C’est un musée de plein air, classé au patrimoine mondial et qui le mérite amplement à mon avis. (Ce qui n’est pas toujours le cas, vous l’aurez remarqué pour ceux qui nous suivent depuis longtemps !)

L’église, encore une, mais qui ne se visite pas, est tout simplement magnifique. Toute de bois, assemblée sans métal, elle élève ses vingt deux coupoles de bois de tremble au dessus de la prairie. Elle a été restaurée, mais est restée en grande partie telle qu’elle a été construite là, depuis trois cents ans. Le reste du village a été transporté et reconstruit là, à l’identique et provient de villages environnants.


 Maisons de paysans, assez aisés, car les hommes, habiles artisans, partaient l’hiver travailler à St Petersbourg où leur savoir-faire était apprécié pour la construction des palais, la pose des parquets et des lambris.
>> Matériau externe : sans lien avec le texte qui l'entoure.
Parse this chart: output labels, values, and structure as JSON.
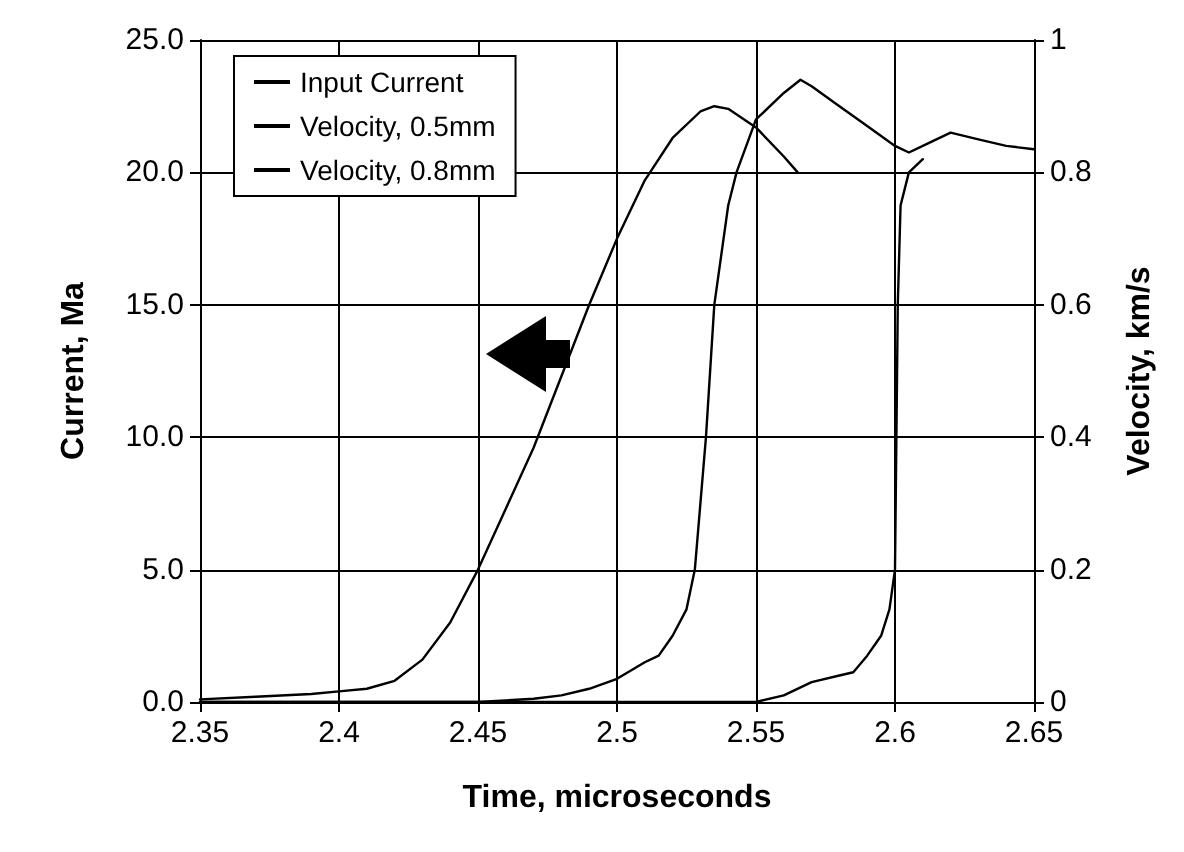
{
  "chart_data": {
    "type": "line",
    "xlabel": "Time, microseconds",
    "ylabel": "Current, Ma",
    "y2label": "Velocity, km/s",
    "series": [
      {
        "name": "Input Current",
        "color": "#000000",
        "x": [
          2.35,
          2.37,
          2.39,
          2.4,
          2.41,
          2.42,
          2.43,
          2.44,
          2.45,
          2.46,
          2.47,
          2.48,
          2.49,
          2.5,
          2.51,
          2.52,
          2.53,
          2.535,
          2.54,
          2.55,
          2.56,
          2.565
        ],
        "values": [
          0.1,
          0.2,
          0.3,
          0.4,
          0.5,
          0.8,
          1.6,
          3.0,
          5.0,
          7.3,
          9.6,
          12.3,
          15.0,
          17.5,
          19.7,
          21.3,
          22.3,
          22.5,
          22.4,
          21.7,
          20.6,
          20.0
        ]
      },
      {
        "name": "Velocity, 0.5mm",
        "color": "#000000",
        "axis": "y2",
        "x": [
          2.35,
          2.4,
          2.45,
          2.47,
          2.48,
          2.49,
          2.5,
          2.51,
          2.515,
          2.52,
          2.525,
          2.528,
          2.53,
          2.532,
          2.535,
          2.54,
          2.543,
          2.55,
          2.56,
          2.566,
          2.57,
          2.58,
          2.59,
          2.6,
          2.605,
          2.61,
          2.62,
          2.63,
          2.64,
          2.65
        ],
        "values": [
          0.0,
          0.0,
          0.0,
          0.005,
          0.01,
          0.02,
          0.035,
          0.06,
          0.07,
          0.1,
          0.14,
          0.2,
          0.3,
          0.4,
          0.6,
          0.75,
          0.8,
          0.88,
          0.92,
          0.94,
          0.93,
          0.9,
          0.87,
          0.84,
          0.83,
          0.84,
          0.86,
          0.85,
          0.84,
          0.835
        ]
      },
      {
        "name": "Velocity, 0.8mm",
        "color": "#000000",
        "axis": "y2",
        "x": [
          2.35,
          2.5,
          2.54,
          2.55,
          2.56,
          2.57,
          2.58,
          2.585,
          2.59,
          2.595,
          2.598,
          2.6,
          2.601,
          2.602,
          2.605,
          2.61
        ],
        "values": [
          0.0,
          0.0,
          0.0,
          0.0,
          0.01,
          0.03,
          0.04,
          0.045,
          0.07,
          0.1,
          0.14,
          0.2,
          0.6,
          0.75,
          0.8,
          0.82
        ]
      }
    ],
    "xlim": [
      2.35,
      2.65
    ],
    "xticks": [
      2.35,
      2.4,
      2.45,
      2.5,
      2.55,
      2.6,
      2.65
    ],
    "ylim": [
      0,
      25
    ],
    "yticks": [
      {
        "value": 0,
        "label": "0.0"
      },
      {
        "value": 5,
        "label": "5.0"
      },
      {
        "value": 10,
        "label": "10.0"
      },
      {
        "value": 15,
        "label": "15.0"
      },
      {
        "value": 20,
        "label": "20.0"
      },
      {
        "value": 25,
        "label": "25.0"
      }
    ],
    "y2lim": [
      0,
      1
    ],
    "y2ticks": [
      0,
      0.2,
      0.4,
      0.6,
      0.8,
      1
    ],
    "grid": true,
    "legend": "top left",
    "marker": "none",
    "line_style": "solid"
  }
}
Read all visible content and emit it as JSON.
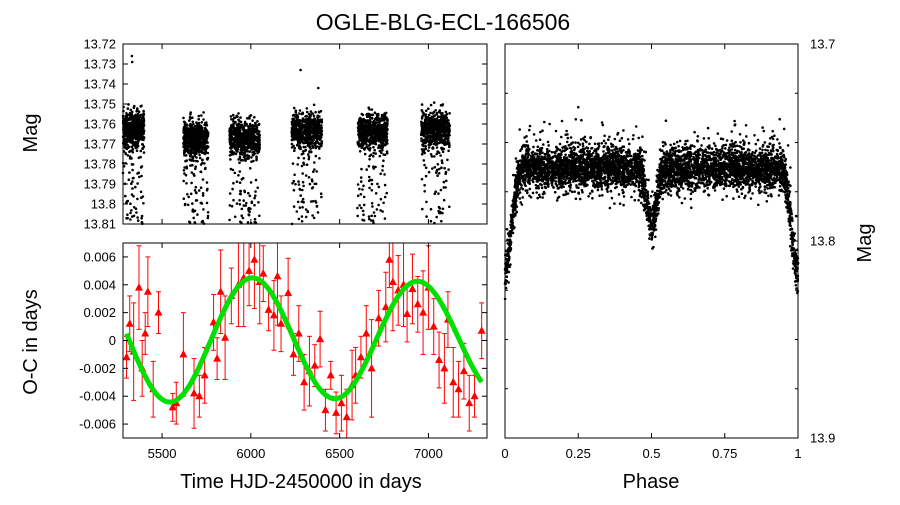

Les femmes restaient seules affronter la glace et les terreurs de l’hiver, avec l’aide de l’église, bien entendu ! Nous nous sommes promenés longuement dans ce magnifique village qui domine un paysage qui l’est tout autant. Vraiment, ce fut pour nous un vrai coup de cœur, une parenthèse enchantée dans ce qui fut un très beau voyage.


Mais il faut se hâter de reprendre l’hydroglisseur, qui démarre et… tombe en panne au bout d’une minute ou deux ! On a entendu un choc sourd, a-t-il heurté quelque chose, ou une pièce s’est-elle rompue ?
 Nous ne le saurons pas, mais nous faisons machine arrière à petite vitesse. Un autre engin vient se glisser contre le nôtre et les passagers migrent d’un bateau à l’autre. Le timing était serré pour reprendre le train, va-t-on le rater ? Attendre le suivant ? Le nouvel hydroglisseur pousse ses machines, atteint et maintient la vitesse de soixante kms/heure et nous pose à bon port avec seulement quelques minutes de retard. Ivgueni nous attend dans sa Gaz déglinguée et nous attrapons sans problème le train. Un chauffeur nous attend à la gare de Saint Pétersbourg, comme prévu, elle est très loin du centre ville, et nous emmène à folle allure à l’hôtel. 
Il est pressé, de mauvaise humeur… Nous ne saurons pas car il n’a pas ouvert la bouche, n’a rien dit. Peut-être était-il muet ? Il est très tard, mais nous descendons quand même manger un morceau dans le petit restau qui nous a accueillis plusieurs fois au cours du séjour. Une dernière nuit en Russie avant de prendre l’avion, les avions qui vont nous ramener chez nous. 
Françoise rêvait de voir le musée de l’Ermitage, c’était une des justifications de ce voyage. Le musée ne nous a pas déçus, il est vraiment à la hauteur des plus beaux musées du monde, par sa richesse, la beauté des bâtiments, mais le reste du voyage a été à l’avenant. Des villes qui invitent à la visite, Moscou bien sûr, mais surtout Saint Petersbourg qui nous a ravis.  Je pense que c’est les rivières et les canaux qui lui donnent une grande partie de son charme, toutes ces eaux dans lesquelles se mirent les grandes façades … Et puis l’escapade vers la Carélie, a été comme une bouffée d’air pur, une plongée dans la nature , le point d’orgue de cette belle balade.